Daruvala qualified ninth in Spa-Francorchamps. His weekend would turn out to be frustrating, suffering contact at the start and suffering damage to his front wing and tyre. After pitting for repairs, Daruvala had a lonely race to finish 19th, a minute and a half behind the leader. He finished 16th in the sprint race, which was his third non-scoring weekend. Daruvala qualified eighth in Monza. He went on the alternate strategy during the feature race and was down in 12th after his pit stop. A last lap pass on Marcus Armstrong saw him take 10th place and one point to end his non-scoring run. Daruvala benefitted from many retirements to finish seventh in the sprint race, before being promoted to sixth. Daruvala qualified sixth in Mugello. Once again, he had another poor start, dropping to 12th. He finished the race in 11th, but was elevated to tenth after Tsunoda was penalized. Daruvala finished the sprint race in sixth, benefitted from a collision by the Hitech Grand Prix drivers.

Daruvala qualified a season best second in Sochi qualifying, forming a Carlin front-row lockout alongside Tsunoda. He dropped to third at the start after being overtaken by Mick Schumacher. Daruvala was then undercut by Callum Ilott and Luca Ghiotto to end the race in fifth. Starting fourth in the sprint race, Daruvala dropped to fifth before receiving a five-second time penalty for corner cutting while battling Jack Aitken. With the race red-flagged, Daruvala was re-classified 11th. From eighth in Bahrain, Daruvala had a good start, making up two places in the feature race start. He soon faded down to tenth, and pitted early. As a result, Daruvala made an undercut on many drivers and was up to third. He defended hard from Schumacher in the late stages of the race to come through for his maiden Formula 2 podium. Daruvala was up in third during the sprint race opening lap. It was not to last however, he was soon passed by Mazepin before being hit by Ilott behind, ending Daruvala's race. Daruvala qualified third for the second Bahrain round, but dropped to sixth during the feature race start. He eventually finished seventh. Lining up second for the sprint race, Daruvala was passed by Schumacher on lap 4 but re-passed him back four laps later. He then hunted down Dan Ticktum and overtook him. He then took his first Formula 2 victory ahead of Tsunoda. Followed the win, Daruvala stated that he was "really excited for the future". Daruvala finished the championship with 72 points, in 12th place, far behind teammate Tsunoda in third who graduated to Formula One.

2021 

Before Daruvala's main campaign, he took part in the 2021 F3 Asian Championship with Mumbai Falcons. Overall, he claimed three victories and eight podiums. This saw him rank third in the championship, behind Pierre-Louis Chovet and champion Guanyu Zhou.

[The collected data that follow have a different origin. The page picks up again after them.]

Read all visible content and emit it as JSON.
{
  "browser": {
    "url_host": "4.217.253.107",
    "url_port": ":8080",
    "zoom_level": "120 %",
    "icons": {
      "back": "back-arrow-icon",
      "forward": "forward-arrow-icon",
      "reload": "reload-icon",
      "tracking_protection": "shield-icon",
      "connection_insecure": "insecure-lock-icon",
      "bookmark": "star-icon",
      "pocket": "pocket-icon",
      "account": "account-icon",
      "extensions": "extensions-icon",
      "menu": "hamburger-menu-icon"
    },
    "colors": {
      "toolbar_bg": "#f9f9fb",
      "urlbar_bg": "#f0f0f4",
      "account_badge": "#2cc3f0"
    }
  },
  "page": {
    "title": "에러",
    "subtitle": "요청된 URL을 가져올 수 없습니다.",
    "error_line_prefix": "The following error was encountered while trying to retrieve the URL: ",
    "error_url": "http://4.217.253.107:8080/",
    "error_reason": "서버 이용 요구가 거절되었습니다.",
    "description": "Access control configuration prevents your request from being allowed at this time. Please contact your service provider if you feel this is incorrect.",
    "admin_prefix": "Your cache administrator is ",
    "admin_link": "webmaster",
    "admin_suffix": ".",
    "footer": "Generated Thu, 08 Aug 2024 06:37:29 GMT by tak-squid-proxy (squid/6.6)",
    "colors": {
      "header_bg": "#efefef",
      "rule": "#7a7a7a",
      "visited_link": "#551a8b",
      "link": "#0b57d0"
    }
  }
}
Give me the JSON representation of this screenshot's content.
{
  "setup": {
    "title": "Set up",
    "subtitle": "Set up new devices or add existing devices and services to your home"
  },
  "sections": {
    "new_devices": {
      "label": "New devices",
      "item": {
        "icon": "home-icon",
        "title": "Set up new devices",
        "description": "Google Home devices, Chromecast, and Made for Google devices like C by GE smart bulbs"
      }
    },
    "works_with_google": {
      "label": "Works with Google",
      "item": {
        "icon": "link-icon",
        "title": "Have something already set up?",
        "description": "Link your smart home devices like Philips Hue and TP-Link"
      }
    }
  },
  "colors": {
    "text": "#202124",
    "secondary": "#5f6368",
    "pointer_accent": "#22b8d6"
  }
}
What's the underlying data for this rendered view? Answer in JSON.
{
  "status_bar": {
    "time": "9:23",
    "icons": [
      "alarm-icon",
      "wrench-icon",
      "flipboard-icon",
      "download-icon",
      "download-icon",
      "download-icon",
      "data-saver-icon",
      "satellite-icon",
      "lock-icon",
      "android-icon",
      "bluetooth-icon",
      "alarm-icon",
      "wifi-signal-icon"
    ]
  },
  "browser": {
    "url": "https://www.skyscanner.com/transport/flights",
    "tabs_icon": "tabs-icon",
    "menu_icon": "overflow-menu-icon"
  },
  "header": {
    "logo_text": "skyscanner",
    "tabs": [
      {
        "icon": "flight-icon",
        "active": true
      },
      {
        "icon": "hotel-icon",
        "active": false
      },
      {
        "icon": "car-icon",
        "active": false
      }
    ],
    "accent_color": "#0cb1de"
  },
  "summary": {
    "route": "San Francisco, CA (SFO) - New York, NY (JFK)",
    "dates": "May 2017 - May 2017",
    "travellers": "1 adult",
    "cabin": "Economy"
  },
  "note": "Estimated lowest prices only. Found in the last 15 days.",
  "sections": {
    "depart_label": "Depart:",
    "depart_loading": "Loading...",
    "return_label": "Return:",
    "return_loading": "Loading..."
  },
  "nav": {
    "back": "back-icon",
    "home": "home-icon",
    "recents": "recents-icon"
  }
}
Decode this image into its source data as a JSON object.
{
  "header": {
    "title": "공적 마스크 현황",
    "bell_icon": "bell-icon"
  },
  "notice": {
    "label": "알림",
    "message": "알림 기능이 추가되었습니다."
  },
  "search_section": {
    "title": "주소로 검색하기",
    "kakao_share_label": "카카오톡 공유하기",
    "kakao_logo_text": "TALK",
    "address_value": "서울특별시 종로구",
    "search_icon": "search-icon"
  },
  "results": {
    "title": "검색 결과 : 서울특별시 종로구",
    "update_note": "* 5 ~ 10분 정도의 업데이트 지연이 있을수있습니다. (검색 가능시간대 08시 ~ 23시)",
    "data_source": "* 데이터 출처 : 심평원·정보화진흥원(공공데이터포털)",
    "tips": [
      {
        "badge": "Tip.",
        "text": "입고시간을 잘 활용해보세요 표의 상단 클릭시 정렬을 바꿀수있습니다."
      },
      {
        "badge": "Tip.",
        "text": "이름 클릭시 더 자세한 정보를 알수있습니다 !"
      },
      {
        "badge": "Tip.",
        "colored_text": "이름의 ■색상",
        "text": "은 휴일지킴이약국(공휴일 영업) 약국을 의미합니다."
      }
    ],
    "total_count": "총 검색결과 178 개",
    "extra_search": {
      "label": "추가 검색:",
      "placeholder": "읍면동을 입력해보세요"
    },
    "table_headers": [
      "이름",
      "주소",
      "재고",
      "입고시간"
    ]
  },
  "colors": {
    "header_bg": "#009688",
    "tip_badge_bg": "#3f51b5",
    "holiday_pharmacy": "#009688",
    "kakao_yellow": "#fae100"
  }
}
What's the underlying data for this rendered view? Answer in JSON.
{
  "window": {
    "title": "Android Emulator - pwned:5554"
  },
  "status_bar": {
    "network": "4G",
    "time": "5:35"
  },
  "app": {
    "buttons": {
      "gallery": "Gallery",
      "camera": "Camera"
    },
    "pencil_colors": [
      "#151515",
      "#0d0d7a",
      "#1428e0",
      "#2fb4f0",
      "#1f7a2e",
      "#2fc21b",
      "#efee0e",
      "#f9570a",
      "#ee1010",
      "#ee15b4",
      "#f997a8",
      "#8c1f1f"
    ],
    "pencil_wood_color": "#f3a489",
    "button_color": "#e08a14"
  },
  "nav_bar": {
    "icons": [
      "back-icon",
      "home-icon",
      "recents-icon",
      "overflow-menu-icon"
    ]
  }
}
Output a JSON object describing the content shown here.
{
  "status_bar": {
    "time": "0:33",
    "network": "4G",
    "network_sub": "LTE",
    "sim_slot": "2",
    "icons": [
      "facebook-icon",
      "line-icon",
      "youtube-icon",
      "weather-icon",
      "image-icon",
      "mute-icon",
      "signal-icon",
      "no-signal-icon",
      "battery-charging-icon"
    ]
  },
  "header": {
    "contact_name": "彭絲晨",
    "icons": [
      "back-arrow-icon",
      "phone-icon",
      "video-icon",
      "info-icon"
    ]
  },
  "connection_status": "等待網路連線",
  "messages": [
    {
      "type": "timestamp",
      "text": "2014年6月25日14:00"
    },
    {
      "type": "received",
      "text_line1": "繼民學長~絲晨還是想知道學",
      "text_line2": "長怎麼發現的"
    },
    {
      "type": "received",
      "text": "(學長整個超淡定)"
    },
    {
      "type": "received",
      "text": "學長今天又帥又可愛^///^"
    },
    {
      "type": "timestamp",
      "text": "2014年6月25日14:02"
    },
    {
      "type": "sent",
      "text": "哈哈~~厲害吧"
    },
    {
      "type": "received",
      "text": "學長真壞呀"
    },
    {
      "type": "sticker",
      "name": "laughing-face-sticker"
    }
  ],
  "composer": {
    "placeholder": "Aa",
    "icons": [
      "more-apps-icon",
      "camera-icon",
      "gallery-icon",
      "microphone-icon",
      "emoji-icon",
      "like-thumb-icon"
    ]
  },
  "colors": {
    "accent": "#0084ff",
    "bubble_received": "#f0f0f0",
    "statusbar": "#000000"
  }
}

Daruvala continued in the 2021 season with Carlin alongside Dan Ticktum.  He finished in second place in the first sprint race at Bahrain, after passing David Beckmann and a retirement for Théo Pourchaire. He pressured race leader Liam Lawson in the end but was unable to pass him. Daruvala followed it up with fourth place after a slow start in the second sprint race and sixth in the feature race. In Monaco, during the first sprint race, Daruvala ran in tenth place after Christian Lundgaard had retired. However, at the penultimate corner on the final lap, Daruvala was divebombed by Marcus Armstrong and so, lost reverse pole from him. During the second sprint, Daruvala was once again passed on the last lap, this time by Lirim Zendeli for eighth. Fortunately, race winner Lawson was disqualified and Daruvala was promoted to 8th, scoring a point. He rounded out his difficult weekend with a retirement, after making contact with Gianluca Petecof after pitting.

Daruvala qualified ninth and started in second in the first sprint at Baku. However, he was unable to pressure race leader Robert Shwartzman and faded to fourth after being overtaken by Guanyu Zhou and Ticktum. Daruvala managed to escape the start chaos in the second sprint to move into 4th. Following a safety car restart, he managed to get the better of Bent Viscaal and pass him into the first corner for third place. He would remain in that position for the remainder of the race.  During the feature race, Daruvala was up in fifth at the end of lap 1, but fell to 7th at the flag.  Daruvala qualified a lowly 12th in Silverstone and finished in the same position in sprint race 1. During the second sprint, Daruvala attempted to pass Viscaal into Stowe, but instead made contact and took him out whilst damaging his front wing. Daruvala was soon given a 10-second time penalty for the incident and finished in 19th. The feature race was slightly brighter for him, as he finished tenth, just two tenths behind Zendeli but scoring a fastest lap. Just like Monaco, his weekend was difficult, scoring only 3 points.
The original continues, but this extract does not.